Bei vielen Aufträgen besuchen die Kunden persönlich das Tiffiner Werk von National Machinery, um der Abnahme ihrer Maschinen beizuwohnen. Die Maschinen werden jedoch nicht immer nur für Herstellung eines einzigen Teiles gebaut und sind in Betrieben weltweit zu finden. Aus diesem Grund hat National eine große Bandbreite von Testwerkzeugen bereit gestellt, mit Hilfe derer unterschiedliche Teile wieder und wieder hergestellt werden können. Während der Testläufe werden die Grenzen der einzelnen Maschinen in punkto Presskraft, Rundlaufgenauigkeit und Abschnittvolumen ausgelotet.
Ebenso werden verschiedene Drahtziehgeräte, Drahthaspeln und anderes Zusatzgerät verwendet, um die Produktionsbedingungen beim Kunden möglichst genau nachzustellen.

Wo aber landen nun die Maschinen? Geht man von diesem Besuch bei National aus, besteht keinerlei Zweifel an der weltweiten Verbreitung der Maschinen: Sie stehen in Italien, Deutschland, Frankreich und der Schweiz, in Japan, Korea und China sowie in Kanada, den USA und Brasilien.

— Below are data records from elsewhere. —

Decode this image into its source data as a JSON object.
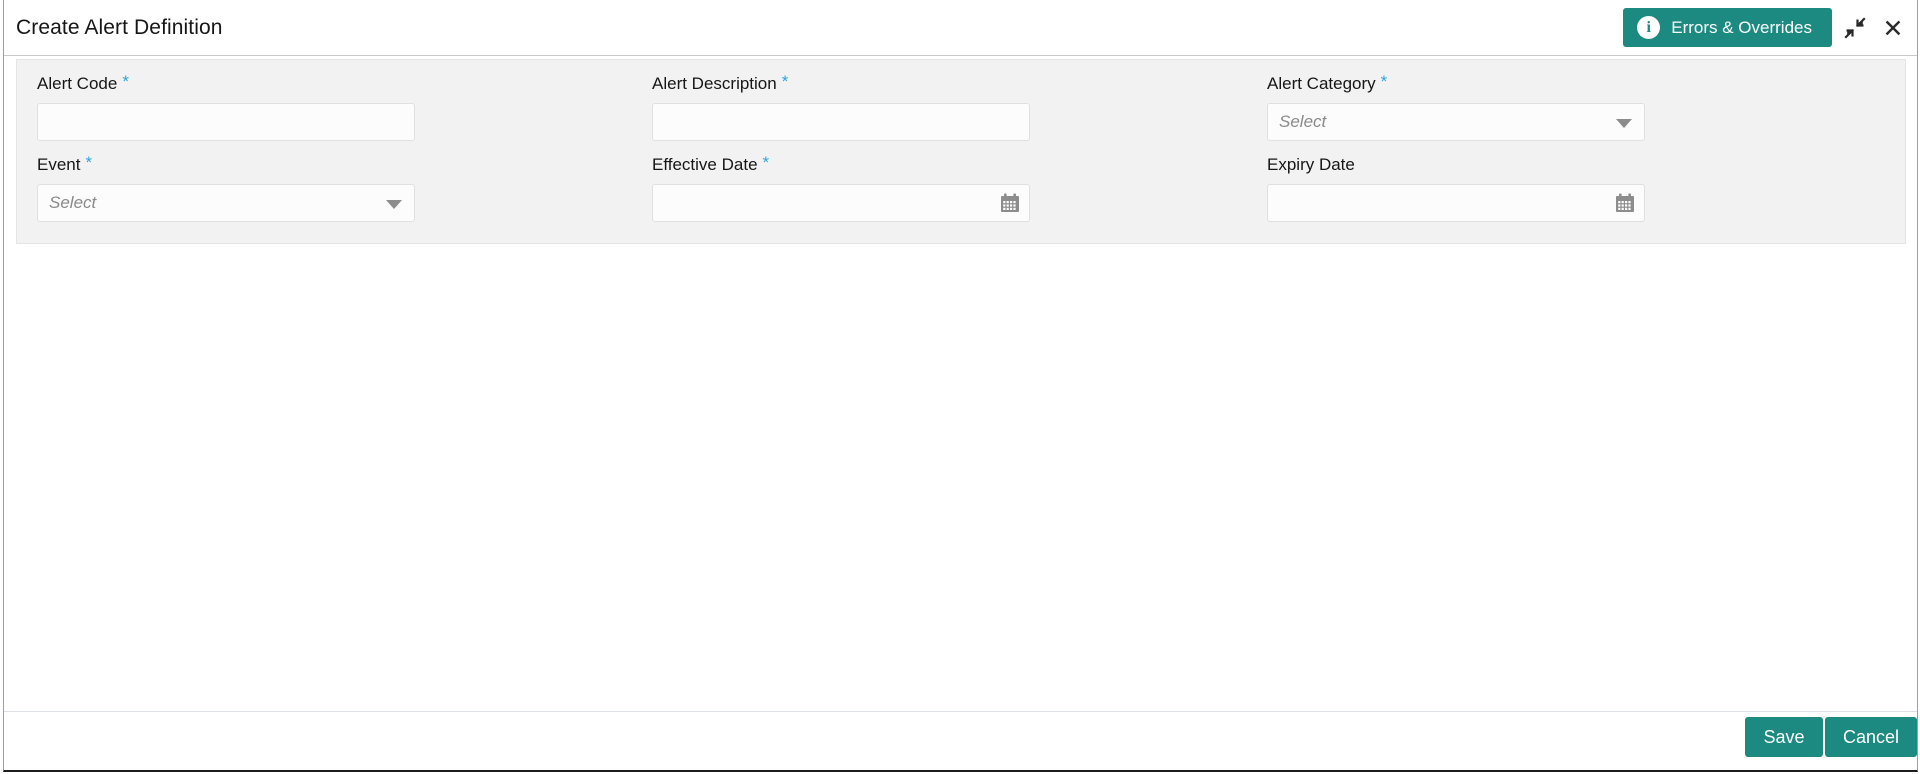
{
  "window": {
    "title": "Create Alert Definition",
    "accent_color": "#1c8a80",
    "required_marker_color": "#2ca5dd",
    "panel_background": "#f2f2f2"
  },
  "header": {
    "errors_button_label": "Errors & Overrides",
    "info_icon_glyph": "i",
    "collapse_icon": "collapse-arrows-icon",
    "close_icon_glyph": "✕"
  },
  "form": {
    "required_star": "*",
    "fields": [
      {
        "label": "Alert Code",
        "required": true,
        "type": "text",
        "value": "",
        "placeholder": ""
      },
      {
        "label": "Alert Description",
        "required": true,
        "type": "text",
        "value": "",
        "placeholder": ""
      },
      {
        "label": "Alert Category",
        "required": true,
        "type": "select",
        "value": "Select"
      },
      {
        "label": "Event",
        "required": true,
        "type": "select",
        "value": "Select"
      },
      {
        "label": "Effective Date",
        "required": true,
        "type": "date",
        "value": "",
        "placeholder": ""
      },
      {
        "label": "Expiry Date",
        "required": false,
        "type": "date",
        "value": "",
        "placeholder": ""
      }
    ]
  },
  "footer": {
    "save_label": "Save",
    "cancel_label": "Cancel"
  }
}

Im Mai diesen Jahres baute National Machinery seine globale Präsenz durch die TL-fig4Eröffnung einer neuen Tochterfirma in China weiter aus.

Das Unternehmen NM Group Technologies ist auf 4.000 m2 Werksgelände in Suzhou beheimatet. Hier soll eine Dauerausstellung des FORMAX-Konzeptes eingerichtet werden und schon heute fungiert die Tochter als Vertriebs- und Kundendienstzentrum für National-Maschinen. National Machinery verfügt gerade in Japan über eine große Maschinenbasis, so dass Suzhou gerade für diesen wichtigen Kundenstamm unverzichtbar wird, wenn es um die schnelle und kostengünstige Belieferung von einem großen zentralen Kundendienstzentrum in Asien aus geht, wo schließlich auch Maschinenüberholungen durchgeführt werden sollen.